First thing you need to realize is that ring-tailed lemur society is matriarchal. Rather obsessively so. Like all lemurs, the ring-tails live only on the large island of Madagascar off the eastern coast of Africa. Socially they are organized into “troops” of 8 or 9 up to thirty individuals. There are both males and females in each troop but the troops are all dominated by very aggressive females who fight the dominant females of other troops to protect territory.  See where I going with this?  The guys do hang around during mating season and will fight among themselves for mating rights - hence the term “mating season.” But when the mating is done, that’s about it for the "male maters." The females run everything else, to the extent that if one troop loses territory to another, the females of the defeated troop pack their bags and head out. Leaving the males to follow along - or not. And the loser males can join the winning troop, who seem to figure, “What the heck, we only keep them around for the mating.”

While this matriarchal organizational structure seems particularly rigid among the ring-tailed lemurs it is far from unique among our animal kin.  Elk do it, bison do it, wolves do it, elephants do it, chamois way up in the alps do it. Point being, and here is where Putin comes in, that often the guys are just kept around for a bit of hunting, but primarily as sperm donors for the herd. And those mating rights are usually determined by who can beat up all the other dudes, or who by pawing the ground, hollering the loudest, and flexing, scares the other guys into thinking, “Wow, this guy could really kick my ass!” And they slink away. Or they don’t. “Oh, yeah? You want a piece of me? Well, bring it on!” And they proceed to bite and butt and kick, until one finally gets mating rights to any of the females who stuck around to see who won. But, and this is important, all the guys are now useless for the rest of the year until the next mating season rolls around. So they form “bachelor herds” and hang out for the rest of the year shoving each other around, telling off color jokes, and “marking their territory” without the benefit of porta-pottys.

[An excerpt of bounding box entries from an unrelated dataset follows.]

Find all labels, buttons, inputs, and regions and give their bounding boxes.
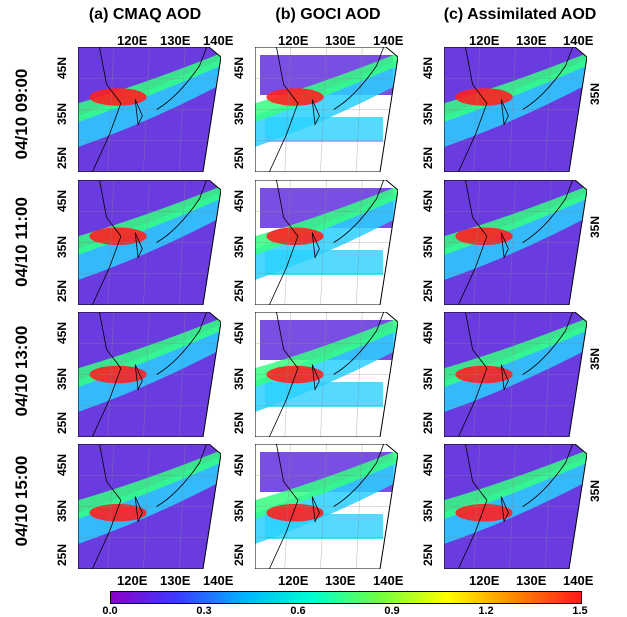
aod-map-panel bbox=[255, 312, 398, 437]
lon-tick-bottom: 140E bbox=[203, 573, 234, 588]
colorbar-tick: 0.0 bbox=[102, 605, 118, 617]
aod-map-panel bbox=[78, 312, 221, 437]
lat-tick: 25N bbox=[55, 147, 69, 170]
aod-map-panel bbox=[255, 444, 398, 569]
colorbar-tick: 0.3 bbox=[196, 605, 212, 617]
lon-tick-bottom: 120E bbox=[469, 573, 500, 588]
lat-tick: 25N bbox=[232, 280, 246, 303]
lon-tick-top: 130E bbox=[516, 33, 547, 48]
lat-tick: 45N bbox=[232, 190, 246, 213]
column-title-goci: (b) GOCI AOD bbox=[275, 6, 381, 23]
colorbar bbox=[110, 591, 582, 604]
lon-tick-top: 120E bbox=[117, 33, 148, 48]
lon-tick-top: 130E bbox=[160, 33, 191, 48]
lat-tick: 35N bbox=[55, 500, 69, 523]
colorbar-tick: 1.2 bbox=[478, 605, 494, 617]
lat-tick: 35N bbox=[55, 368, 69, 391]
lat-tick: 25N bbox=[55, 280, 69, 303]
row-label-1100: 04/10 11:00 bbox=[12, 197, 31, 287]
aod-map-panel bbox=[78, 444, 221, 569]
aod-map-panel bbox=[444, 312, 587, 437]
colorbar-tick: 0.9 bbox=[384, 605, 400, 617]
aod-map-panel bbox=[78, 47, 221, 172]
lon-tick-bottom: 130E bbox=[516, 573, 547, 588]
lat-tick: 25N bbox=[55, 544, 69, 567]
lat-tick: 45N bbox=[55, 322, 69, 345]
aod-map-panel bbox=[255, 180, 398, 305]
lat-tick: 45N bbox=[421, 322, 435, 345]
lat-tick: 45N bbox=[55, 57, 69, 80]
lat-tick: 45N bbox=[232, 454, 246, 477]
lat-tick: 35N bbox=[421, 236, 435, 259]
lon-tick-bottom: 130E bbox=[325, 573, 356, 588]
aod-map-panel bbox=[444, 180, 587, 305]
lat-tick: 35N bbox=[232, 368, 246, 391]
lon-tick-top: 140E bbox=[203, 33, 234, 48]
lat-tick: 45N bbox=[55, 190, 69, 213]
lon-tick-bottom: 140E bbox=[563, 573, 594, 588]
lat-tick: 25N bbox=[421, 280, 435, 303]
row-label-1500: 04/10 15:00 bbox=[12, 455, 31, 547]
aod-map-panel bbox=[255, 47, 398, 172]
lon-tick-top: 120E bbox=[278, 33, 309, 48]
colorbar-tick: 1.5 bbox=[572, 605, 588, 617]
lat-tick: 35N bbox=[421, 103, 435, 126]
lat-tick: 25N bbox=[232, 412, 246, 435]
lat-tick: 35N bbox=[421, 368, 435, 391]
lat-tick: 45N bbox=[55, 454, 69, 477]
column-title-cmaq: (a) CMAQ AOD bbox=[88, 6, 202, 23]
lat-tick-right: 35N bbox=[588, 348, 602, 371]
lat-tick-right: 35N bbox=[588, 216, 602, 239]
lat-tick: 25N bbox=[421, 412, 435, 435]
lat-tick: 25N bbox=[55, 412, 69, 435]
lat-tick: 25N bbox=[421, 147, 435, 170]
aod-map-panel bbox=[444, 444, 587, 569]
lat-tick: 35N bbox=[232, 236, 246, 259]
colorbar-tick: 0.6 bbox=[290, 605, 306, 617]
lat-tick-right: 35N bbox=[588, 83, 602, 106]
lon-tick-top: 120E bbox=[469, 33, 500, 48]
row-label-1300: 04/10 13:00 bbox=[12, 325, 31, 417]
lat-tick: 35N bbox=[55, 236, 69, 259]
lat-tick: 25N bbox=[232, 147, 246, 170]
lat-tick: 45N bbox=[232, 57, 246, 80]
column-title-assimilated: (c) Assimilated AOD bbox=[443, 6, 597, 23]
aod-map-panel bbox=[78, 180, 221, 305]
lat-tick: 35N bbox=[55, 103, 69, 126]
lat-tick: 25N bbox=[232, 544, 246, 567]
lat-tick: 45N bbox=[232, 322, 246, 345]
aod-map-panel bbox=[444, 47, 587, 172]
lat-tick: 35N bbox=[232, 103, 246, 126]
lat-tick: 45N bbox=[421, 190, 435, 213]
lat-tick: 25N bbox=[421, 544, 435, 567]
lat-tick: 45N bbox=[421, 454, 435, 477]
lat-tick: 35N bbox=[421, 500, 435, 523]
lon-tick-bottom: 120E bbox=[278, 573, 309, 588]
lat-tick-right: 35N bbox=[588, 480, 602, 503]
lon-tick-bottom: 120E bbox=[117, 573, 148, 588]
lat-tick: 35N bbox=[232, 500, 246, 523]
lon-tick-bottom: 140E bbox=[373, 573, 404, 588]
lat-tick: 45N bbox=[421, 57, 435, 80]
lon-tick-top: 140E bbox=[373, 33, 404, 48]
lon-tick-top: 140E bbox=[563, 33, 594, 48]
lon-tick-top: 130E bbox=[325, 33, 356, 48]
lon-tick-bottom: 130E bbox=[160, 573, 191, 588]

Human males, being so much more evolved than our critter kin, looked around for something to fill all that down time between mating seasons and - surprise, surprise - the guys came up with war and professional sports. Come on - who came up with Super Bowl parties, and who jumps up and down while eating all the chips and swigging down imported beer?  So - even in lieu of the Super Bowl - it isn’t an unexpected lesson of history that many of our “great political leaders” got a significant leg up on power on the other bachelor herd option, the battlefield. 29 of 45 US Presidents are military veterans. And a bunch of international bad dudes in autocracies around the world seem to love strutting around in flashy military style uniforms. Equally unsurprising is the fact that Putin’s road to the Russian presidency ran through the infamous KGB.

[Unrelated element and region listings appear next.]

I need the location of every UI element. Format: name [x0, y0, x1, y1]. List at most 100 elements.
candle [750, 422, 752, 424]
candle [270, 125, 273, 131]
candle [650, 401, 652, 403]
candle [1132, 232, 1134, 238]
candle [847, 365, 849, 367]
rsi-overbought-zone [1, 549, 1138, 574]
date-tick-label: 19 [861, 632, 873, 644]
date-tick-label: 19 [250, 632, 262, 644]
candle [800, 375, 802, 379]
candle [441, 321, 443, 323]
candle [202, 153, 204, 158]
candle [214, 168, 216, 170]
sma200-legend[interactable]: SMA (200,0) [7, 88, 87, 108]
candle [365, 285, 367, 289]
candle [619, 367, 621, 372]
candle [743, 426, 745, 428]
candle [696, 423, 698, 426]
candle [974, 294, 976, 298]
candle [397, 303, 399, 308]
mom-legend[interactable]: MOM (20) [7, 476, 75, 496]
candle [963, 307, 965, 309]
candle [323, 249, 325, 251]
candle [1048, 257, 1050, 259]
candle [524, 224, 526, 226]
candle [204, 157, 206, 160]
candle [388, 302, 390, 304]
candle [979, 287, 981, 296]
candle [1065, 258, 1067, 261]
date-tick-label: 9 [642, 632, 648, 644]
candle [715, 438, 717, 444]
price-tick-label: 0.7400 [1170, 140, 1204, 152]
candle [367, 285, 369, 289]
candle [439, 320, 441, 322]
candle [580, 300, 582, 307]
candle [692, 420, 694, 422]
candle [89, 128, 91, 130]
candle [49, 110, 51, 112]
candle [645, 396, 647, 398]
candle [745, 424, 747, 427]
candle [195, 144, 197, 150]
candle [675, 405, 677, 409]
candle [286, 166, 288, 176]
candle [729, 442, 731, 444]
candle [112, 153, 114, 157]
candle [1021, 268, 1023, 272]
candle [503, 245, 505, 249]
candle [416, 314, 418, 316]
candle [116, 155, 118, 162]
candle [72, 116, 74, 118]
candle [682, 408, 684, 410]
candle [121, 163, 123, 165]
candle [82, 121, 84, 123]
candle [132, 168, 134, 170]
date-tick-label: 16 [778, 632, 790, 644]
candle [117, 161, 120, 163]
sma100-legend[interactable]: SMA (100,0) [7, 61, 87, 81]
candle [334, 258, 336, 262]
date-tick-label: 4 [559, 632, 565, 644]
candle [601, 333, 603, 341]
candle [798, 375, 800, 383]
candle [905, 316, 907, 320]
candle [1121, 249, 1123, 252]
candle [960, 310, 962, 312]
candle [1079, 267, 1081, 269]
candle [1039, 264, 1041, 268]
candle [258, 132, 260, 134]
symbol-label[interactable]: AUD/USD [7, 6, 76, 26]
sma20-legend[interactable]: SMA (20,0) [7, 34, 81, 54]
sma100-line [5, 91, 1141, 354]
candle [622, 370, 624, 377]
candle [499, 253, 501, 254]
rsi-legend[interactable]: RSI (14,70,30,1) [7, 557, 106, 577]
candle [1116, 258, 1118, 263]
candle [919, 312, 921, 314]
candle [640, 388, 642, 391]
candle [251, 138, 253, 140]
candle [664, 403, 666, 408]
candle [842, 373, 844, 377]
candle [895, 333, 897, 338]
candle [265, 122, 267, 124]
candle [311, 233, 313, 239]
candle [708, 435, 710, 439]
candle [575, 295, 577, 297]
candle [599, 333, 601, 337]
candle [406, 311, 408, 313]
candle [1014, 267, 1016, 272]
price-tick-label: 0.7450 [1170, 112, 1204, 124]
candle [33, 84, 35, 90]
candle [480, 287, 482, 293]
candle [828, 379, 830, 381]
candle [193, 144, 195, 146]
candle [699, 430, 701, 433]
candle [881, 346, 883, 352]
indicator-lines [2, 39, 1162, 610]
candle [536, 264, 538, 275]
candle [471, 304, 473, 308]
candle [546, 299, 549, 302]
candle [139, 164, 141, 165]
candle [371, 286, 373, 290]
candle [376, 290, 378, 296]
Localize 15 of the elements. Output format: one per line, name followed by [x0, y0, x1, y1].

So, here’s what I’m thinking. We’ve got to find a way to make better use of the bachelor herds. We have been trying war now ever since humanity made its way out of Africa. And what has that gotten us? Seemingly just more war. And, OK, admittedly I’m a guy. Somewhat traditionalist, straight old white guy in my early 70s. But I’m ready to suggest we take a page from the ring-tailed lemurs playbook. Let’s let the females do the fighting over territory. And us guys will just follow the ladies from troop to troop and see what’s cooking. Could well be the females will soon see the errors of history and come up with a better model.